Jerusalem Mayor Nir Barkat downplayed the significance of the route remaining entirely in the western half of the city.
"We chose the route by beauty and not by anything else," Barkat told CNN.
"The whole issue of how Jerusalem was in '67, in '48, 100 years ago, 2000 years ago is totally irrelevant."
The 1948 reference is the year in which the State of Israel was established, while 1967 refers to the year Israeli forces captured the West Bank and East Jerusalem, both at the time under Jordanian control.
The race continues with a second stage from Haifa in northern Israel to Tel Aviv in the center of the country. A third stage will take riders from Beer Sheva in southern Israel through the Negev desert to Eilat at the very southern tip of the country. It is the first time the race has ever started away from mainland Europe.
Some of the riders relished the chance to spread the sport of cycling to new locations -- and maybe even to do some sightseeing on the ride.
Alexandre Geniez, riding for the French AG2R La Mondiale team, said: "Coming to Jerusalem for the Big Start of the Giro is a break from our usual routine but it's beautiful and historical.

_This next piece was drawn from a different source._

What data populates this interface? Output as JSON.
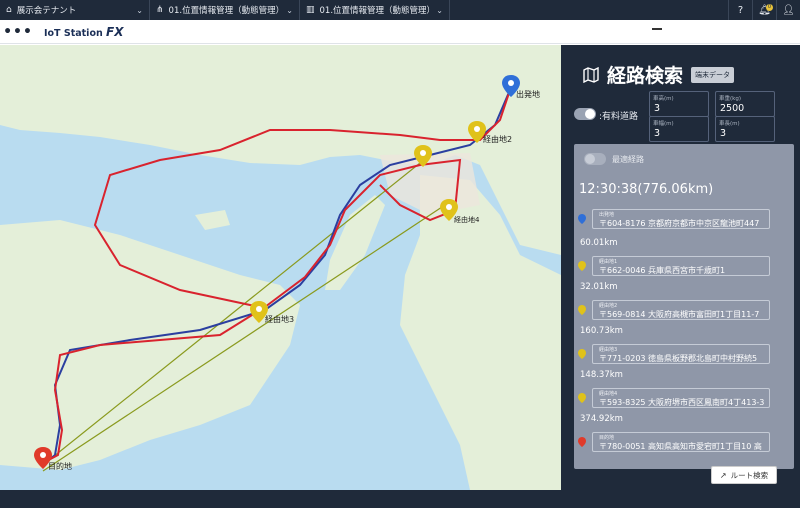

"Cycling can't only be located in France, Italy, Spain, Belgium and the Netherlands."
Echoing his sentiment, Domenico Pozzovivo on Bahrain's Merida team said: "Depending on the speed of the peloton, I hope to have a chance to look around during the race since it's my first time in Israel."
This year's favorites are no surprise. Title defender Tom Dumoulin of the Netherlands and four-time Tour de France champion Chris Froome are leading the pack.
Britain's Froome, riding for Team Sky, is under investigation over an adverse doping test
as a result of a urine sample that contained excess levels of an asthma medication last year.
Froome has denied any wrongdoing.
It will likely be years before an Israeli cyclist makes a mark on competitive cycling. The country first needs to develop young talent before vying for the big titles.
But for the tiny country, this year's Giro d'Italia is already a win.